Sometimes people say slowing AI progress would be bad for AI safety because it would create a compute overhang and cause faster progress later. This is far too strong: overhang clearly doesn't apply to some kinds of scenarios, like decreasing the diffusion of ideas or increasing the cost of compute. But even for capping training compute—the most central example of a policy that might create an overhang—overhang may not be a problem, as discussed above.
This post expands on my "Quickly scaling up compute" in "Slowing AI: Foundations."
Thanks to Olivia Jimenez for discussion and Rick Korzekwa, Matthew Barnett, Rose Hadshar, Jaime Sevilla, and Jeffrey Heninger for comments on a draft.
Artificially capping training compute can have the downside of increasing multipolarity among labs, or equivalently burning leading labs' lead time.
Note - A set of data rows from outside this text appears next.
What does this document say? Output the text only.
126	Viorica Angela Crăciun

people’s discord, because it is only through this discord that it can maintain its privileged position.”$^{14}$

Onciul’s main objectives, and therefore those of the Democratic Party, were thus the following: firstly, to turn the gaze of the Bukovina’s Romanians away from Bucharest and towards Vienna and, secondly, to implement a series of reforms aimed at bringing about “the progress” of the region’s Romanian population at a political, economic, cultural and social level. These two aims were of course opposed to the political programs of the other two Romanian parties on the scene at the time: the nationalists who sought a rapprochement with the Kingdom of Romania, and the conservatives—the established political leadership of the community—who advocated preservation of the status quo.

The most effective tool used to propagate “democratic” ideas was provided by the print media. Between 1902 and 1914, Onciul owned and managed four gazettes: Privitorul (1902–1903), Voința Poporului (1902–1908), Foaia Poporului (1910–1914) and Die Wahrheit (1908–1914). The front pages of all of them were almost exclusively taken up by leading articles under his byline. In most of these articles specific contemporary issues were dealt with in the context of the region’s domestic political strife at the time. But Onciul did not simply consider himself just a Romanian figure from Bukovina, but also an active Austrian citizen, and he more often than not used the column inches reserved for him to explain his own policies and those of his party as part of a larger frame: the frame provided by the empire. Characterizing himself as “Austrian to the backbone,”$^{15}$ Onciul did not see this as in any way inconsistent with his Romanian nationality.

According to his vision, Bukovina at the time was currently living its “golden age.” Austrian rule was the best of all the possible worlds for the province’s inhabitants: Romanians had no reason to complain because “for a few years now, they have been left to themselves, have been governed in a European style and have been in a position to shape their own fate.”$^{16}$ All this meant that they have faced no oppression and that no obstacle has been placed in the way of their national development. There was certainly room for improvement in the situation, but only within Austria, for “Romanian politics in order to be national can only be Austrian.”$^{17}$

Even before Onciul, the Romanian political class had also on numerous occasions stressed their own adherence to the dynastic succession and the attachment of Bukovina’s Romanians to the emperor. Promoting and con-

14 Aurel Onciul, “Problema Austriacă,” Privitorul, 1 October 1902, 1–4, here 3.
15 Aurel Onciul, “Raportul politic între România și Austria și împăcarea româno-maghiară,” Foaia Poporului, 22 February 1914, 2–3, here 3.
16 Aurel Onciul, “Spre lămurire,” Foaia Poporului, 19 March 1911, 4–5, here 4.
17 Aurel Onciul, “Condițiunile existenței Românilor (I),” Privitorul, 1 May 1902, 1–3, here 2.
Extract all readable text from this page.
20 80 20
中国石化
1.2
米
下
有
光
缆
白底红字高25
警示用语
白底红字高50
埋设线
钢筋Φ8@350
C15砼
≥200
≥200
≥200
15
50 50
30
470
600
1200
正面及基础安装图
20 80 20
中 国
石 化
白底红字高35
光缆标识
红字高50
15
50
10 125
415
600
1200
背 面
See my "Beware of increasing multipolarity" in "Slowing AI: Foundations." But this post is about when there's an overhang downside too.
In this post, I'm interested in progress toward dangerous AI.
See e.g. my "Slower AI progress would be good" in "Slowing AI: Foundations."
Epoch estimates GPT-4 used about 2e25 FLOP, which cost an estimated $40M.
The literature on the pace of algorithmic progress is mostly not about language models. See Epoch's Algorithmic Progress. See also e.g. AI and Efficiency (Hernandez and Brown 2020), How Fast Do Algorithms Improve? (Sherry and Thompson 2021), Algorithmic Progress in Six Domains (Grace 2013), and A Time Leap Challenge for SAT Solving (Fichte et al. 2020).
We can consider another two simplified models of progress for this scenario: lots of money can be efficiently converted to training compute and model capabilities depend on training compute alone, or the marginal benefit of spending is ~zero for training runs much larger than any past ones. Again, the truth is somewhere in between but I don't know where.
Another question (relevant to overhang insofar as it determines whether a policy regime would be evaded or reversed): how far behind the US is other states' AI progress, and how quickly would this change if the US restricted large training runs? If there was a strong restrictive policy regime in the US, how long until dangerous AI appears elsewhere? And how long until a Sputnik moment or the US otherwise becoming worried about foreign progress? (And insofar as a policy regime targets (say) LLMs, how does non-LLM progress affect US attitudes on foreign progres?). Separately, there are questions about international relations—what is the probability of a strong treaty on AI, and what does that depend on?
See generally my Cruxes on US lead for some domestic AI regulation.
Some policies might need to be maintained for a long time to have a positive effect, and it might be very bad if they were repealed prematurely.
Or: reach the capability-level that would be reached in two years by default.
See my Slowing AI: Crunch time.
Each of the explanations I can imagine for that phenomenon sounds implausible:
- Lab staff can shift their labor from increasing training compute to making substantial algorithmic progress— kind of plausible, but I have a vague sense that AI-research labor doesn't funge that way.
- Lab funding can similarly shift— I think labs aren't funding-constrained that way.
- The lab was making substantially less algorithmic progress than it freely could have— why wasn't it?
Also to some extent algorithmic improvements are unlocked by scale or only become optimal at larger scales.